Figure 8.5 Longitudinal dynamic instability in hover
Suppose the hovering helicopter was to experience a small forward velocity as at (a). This would usually be the effect of a small horizontal gust impinging on the aircraft. Incremental flapping creates a nose-up disc tilt, which results in a nose-up pitching moment on the aircraft. This is as described in Section 8.3.2 (the important overall qualification being that there is no significant aircraft drag force). A nose-up attitude develops and the backward – inclined thrust opposes the forward motion and eventually arrests it, as at (b). The disc tilt relative to the rotor shaft and hence the rotor moment have now been reduced to zero. A backward swing commences, in which the disc tilts forward, exerting a nose-down moment, as at (c). A nose-down attitude develops and the backward movement is ultimately arrested, as at (d). The helicopter then accelerates forward under the influence of the forward inclination of thrust and returns to the situation at (a). Mathematical analysis shows, and experience confirms, that the motion is dynamically unstable, the amplitude increasing steadily if the aircraft is left to itself.

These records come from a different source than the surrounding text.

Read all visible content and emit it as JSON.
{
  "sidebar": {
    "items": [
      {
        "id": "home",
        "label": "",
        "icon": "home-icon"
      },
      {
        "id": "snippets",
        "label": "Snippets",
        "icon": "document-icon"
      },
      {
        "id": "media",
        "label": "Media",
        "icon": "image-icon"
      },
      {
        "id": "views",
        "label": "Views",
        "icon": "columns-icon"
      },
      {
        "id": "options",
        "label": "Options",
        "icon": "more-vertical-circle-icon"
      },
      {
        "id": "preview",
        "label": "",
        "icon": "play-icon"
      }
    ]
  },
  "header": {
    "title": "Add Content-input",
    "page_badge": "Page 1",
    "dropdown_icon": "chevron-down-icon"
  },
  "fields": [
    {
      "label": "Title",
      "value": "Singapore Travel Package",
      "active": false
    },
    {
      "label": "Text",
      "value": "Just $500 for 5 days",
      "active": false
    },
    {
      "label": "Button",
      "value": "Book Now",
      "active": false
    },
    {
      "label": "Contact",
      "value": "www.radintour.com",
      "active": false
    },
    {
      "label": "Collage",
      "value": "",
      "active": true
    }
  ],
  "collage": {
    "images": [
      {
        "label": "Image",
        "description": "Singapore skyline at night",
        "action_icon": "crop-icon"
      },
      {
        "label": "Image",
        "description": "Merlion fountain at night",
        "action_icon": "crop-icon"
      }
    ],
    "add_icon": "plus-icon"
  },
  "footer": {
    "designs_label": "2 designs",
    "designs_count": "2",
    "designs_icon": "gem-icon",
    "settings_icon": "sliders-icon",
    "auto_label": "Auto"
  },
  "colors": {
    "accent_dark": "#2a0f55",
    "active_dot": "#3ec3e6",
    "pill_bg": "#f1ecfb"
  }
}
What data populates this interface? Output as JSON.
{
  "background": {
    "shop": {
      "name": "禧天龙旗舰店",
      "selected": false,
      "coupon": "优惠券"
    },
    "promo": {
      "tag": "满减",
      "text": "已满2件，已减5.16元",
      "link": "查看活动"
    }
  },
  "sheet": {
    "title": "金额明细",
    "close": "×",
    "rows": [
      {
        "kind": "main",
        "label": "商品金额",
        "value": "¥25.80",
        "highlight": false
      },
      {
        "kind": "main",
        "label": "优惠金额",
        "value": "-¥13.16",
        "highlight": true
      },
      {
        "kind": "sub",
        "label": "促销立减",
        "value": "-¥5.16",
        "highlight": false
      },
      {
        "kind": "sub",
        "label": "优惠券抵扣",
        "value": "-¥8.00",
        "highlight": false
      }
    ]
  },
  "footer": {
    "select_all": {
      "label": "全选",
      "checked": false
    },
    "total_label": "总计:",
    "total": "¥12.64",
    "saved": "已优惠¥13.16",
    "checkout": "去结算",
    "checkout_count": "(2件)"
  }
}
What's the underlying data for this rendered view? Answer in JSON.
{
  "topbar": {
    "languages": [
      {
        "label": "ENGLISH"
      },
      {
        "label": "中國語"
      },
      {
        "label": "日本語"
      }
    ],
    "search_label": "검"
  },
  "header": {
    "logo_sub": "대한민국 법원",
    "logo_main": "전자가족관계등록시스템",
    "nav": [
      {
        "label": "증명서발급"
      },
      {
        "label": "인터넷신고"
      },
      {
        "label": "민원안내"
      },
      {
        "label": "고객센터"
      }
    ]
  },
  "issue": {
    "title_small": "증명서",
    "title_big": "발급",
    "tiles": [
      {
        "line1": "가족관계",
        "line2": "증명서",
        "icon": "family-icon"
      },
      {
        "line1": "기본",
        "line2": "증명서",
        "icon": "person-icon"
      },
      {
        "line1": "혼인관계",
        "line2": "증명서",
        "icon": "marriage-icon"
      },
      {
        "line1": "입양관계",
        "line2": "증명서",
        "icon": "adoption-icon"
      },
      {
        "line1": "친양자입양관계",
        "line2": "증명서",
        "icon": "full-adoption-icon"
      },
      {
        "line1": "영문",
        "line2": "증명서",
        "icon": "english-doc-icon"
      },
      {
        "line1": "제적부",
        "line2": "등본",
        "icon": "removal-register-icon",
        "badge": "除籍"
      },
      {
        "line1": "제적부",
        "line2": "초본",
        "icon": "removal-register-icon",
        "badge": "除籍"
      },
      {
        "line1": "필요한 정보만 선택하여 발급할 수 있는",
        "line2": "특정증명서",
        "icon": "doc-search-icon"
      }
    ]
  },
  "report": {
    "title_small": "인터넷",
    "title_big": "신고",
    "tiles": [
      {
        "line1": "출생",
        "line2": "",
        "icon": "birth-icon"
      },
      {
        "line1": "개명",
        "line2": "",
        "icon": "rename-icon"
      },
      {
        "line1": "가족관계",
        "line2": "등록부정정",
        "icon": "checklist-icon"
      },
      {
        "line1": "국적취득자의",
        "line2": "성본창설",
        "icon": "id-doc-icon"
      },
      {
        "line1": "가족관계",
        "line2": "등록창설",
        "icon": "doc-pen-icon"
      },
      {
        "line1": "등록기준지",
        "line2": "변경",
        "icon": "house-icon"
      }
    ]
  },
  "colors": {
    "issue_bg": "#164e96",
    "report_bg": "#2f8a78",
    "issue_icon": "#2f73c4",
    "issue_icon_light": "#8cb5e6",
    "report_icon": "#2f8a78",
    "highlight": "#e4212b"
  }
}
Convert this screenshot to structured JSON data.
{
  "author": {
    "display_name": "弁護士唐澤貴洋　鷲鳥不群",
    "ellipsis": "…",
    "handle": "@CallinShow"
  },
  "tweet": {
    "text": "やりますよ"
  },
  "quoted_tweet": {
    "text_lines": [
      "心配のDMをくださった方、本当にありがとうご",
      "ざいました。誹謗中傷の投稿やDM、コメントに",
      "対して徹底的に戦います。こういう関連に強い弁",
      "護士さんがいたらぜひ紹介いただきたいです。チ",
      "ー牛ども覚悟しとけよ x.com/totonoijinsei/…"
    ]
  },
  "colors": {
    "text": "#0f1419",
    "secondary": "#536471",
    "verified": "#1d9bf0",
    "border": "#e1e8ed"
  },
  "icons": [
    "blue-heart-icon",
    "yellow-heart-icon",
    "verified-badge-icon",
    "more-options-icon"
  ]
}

This longitudinal divergent mode and its lateral-directional counterpart constitute a fundamental problem of hovering dynamics. They require constant attention by the pilot, though since both are usually of low frequency, some degree of instability can generally be allowed. It remains the situation, however, that ‘hands-off’ hovering is not possible unless a helicopter is provided with an appropriate degree of artificial stability.